Loki is auto-provisioned as the default datasource via
grafana/provisioning/datasources/loki.yml.
Querying Logs
In Grafana, navigate to Explore and select the Loki datasource. LogQL query examples:
# All Django logs
{job="django"}
# Celery errors only
{job="celery"} | json | level="ERROR"
# Search for text in task logs
{job="tasks"} |= "image generation"
# Filter by logger name
{job="tasks"} | json | logger="cw.lib.models"
# All errors across all jobs
{level="ERROR"}
# Worker logs
{job="workers"}
Local Log Analysis
For quick analysis without Grafana, use jq to parse JSON logs directly:
# Stream task logs
tail -f logs/tasks.log
# Filter errors
cat logs/tasks.log | jq 'select(.levelname == "ERROR")'
# Filter by logger
cat logs/tasks.log | jq 'select(.name == "cw.lib.models")'
# Search message text
cat logs/tasks.log | jq 'select(.message | contains("LoRA"))'
Flower Task Monitor
Flower runs on port 5555 and provides real-time visibility into Celery task execution:
Active tasks — currently executing tasks with worker assignment
Completed tasks — recent results with timing and status
Queued tasks — tasks waiting in the broker
Worker status — worker heartbeat, active task count, resource usage
Access Flower at http://localhost:5555 when the application is running.
Debugging a Failed Job
When a DiffusionJob or adaptation fails, follow this sequence:
Check the job status in the Django admin. The detail page shows the current status and, for adaptations, the
evaluation_historyanderror_messagefields.Check Flower for the task result. Find the task by its ID (shown on the job detail page) to see the exception traceback and timing.

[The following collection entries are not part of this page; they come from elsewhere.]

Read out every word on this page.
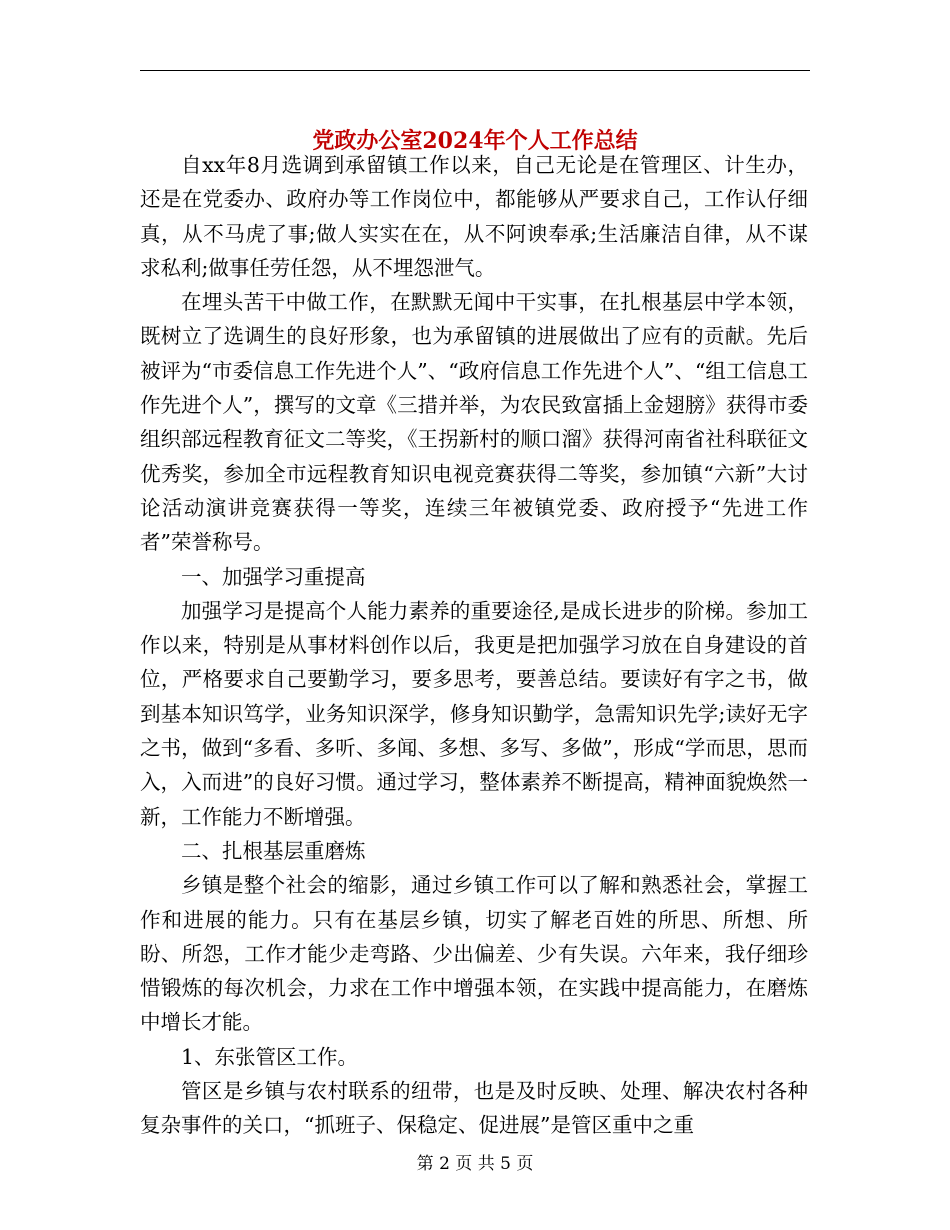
党政办公室2024年个人工作总结

自xx年8月选调到承留镇工作以来，自己无论是在管理区、计生办，还是在党委办、政府办等工作岗位中，都能够从严要求自己，工作认仔细真，从不马虎了事;做人实实在在，从不阿谀奉承;生活廉洁自律，从不谋求私利;做事任劳任怨，从不埋怨泄气。

在埋头苦干中做工作，在默默无闻中干实事，在扎根基层中学本领，既树立了选调生的良好形象，也为承留镇的进展做出了应有的贡献。先后被评为“市委信息工作先进个人”、“政府信息工作先进个人”、“组工信息工作先进个人”，撰写的文章《三措并举，为农民致富插上金翅膀》获得市委组织部远程教育征文二等奖，《王拐新村的顺口溜》获得河南省社科联征文优秀奖，参加全市远程教育知识电视竞赛获得二等奖，参加镇“六新”大讨论活动演讲竞赛获得一等奖，连续三年被镇党委、政府授予“先进工作者”荣誉称号。

一、加强学习重提高

加强学习是提高个人能力素养的重要途径,是成长进步的阶梯。参加工作以来，特别是从事材料创作以后，我更是把加强学习放在自身建设的首位，严格要求自己要勤学习，要多思考，要善总结。要读好有字之书，做到基本知识笃学，业务知识深学，修身知识勤学，急需知识先学;读好无字之书，做到“多看、多听、多闻、多想、多写、多做”，形成“学而思，思而入，入而进”的良好习惯。通过学习，整体素养不断提高，精神面貌焕然一新，工作能力不断增强。

二、扎根基层重磨炼

乡镇是整个社会的缩影，通过乡镇工作可以了解和熟悉社会，掌握工作和进展的能力。只有在基层乡镇，切实了解老百姓的所思、所想、所盼、所怨，工作才能少走弯路、少出偏差、少有失误。六年来，我仔细珍惜锻炼的每次机会，力求在工作中增强本领，在实践中提高能力，在磨炼中增长才能。

1、东张管区工作。

管区是乡镇与农村联系的纽带，也是及时反映、处理、解决农村各种复杂事件的关口，“抓班子、保稳定、促进展”是管区重中之重

第 2 页 共 5 页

Search task logs for the job ID:
cat logs/tasks.log | jq 'select(.message | contains("JOB_ID"))'
Or in Grafana:
{job="tasks"} |= "JOB_ID"Check model loading — if the error is a model load failure, filter for the model logger:
cat logs/tasks.log | jq 'select(.name == "cw.lib.models" and .levelname == "ERROR")'
Check for OOM errors — out-of-memory errors during generation typically appear as CUDA or MPS errors in the task logs. The warm cache (see Diffusion Models) ensures only one model is loaded at a time, but large models can still exceed available VRAM.
For adaptation failures — check the VideoAdUnit’s
evaluation_historyto see which gate failed and how many revisions were attempted. Thepipeline_metadatafield records the final model ID and revision counts.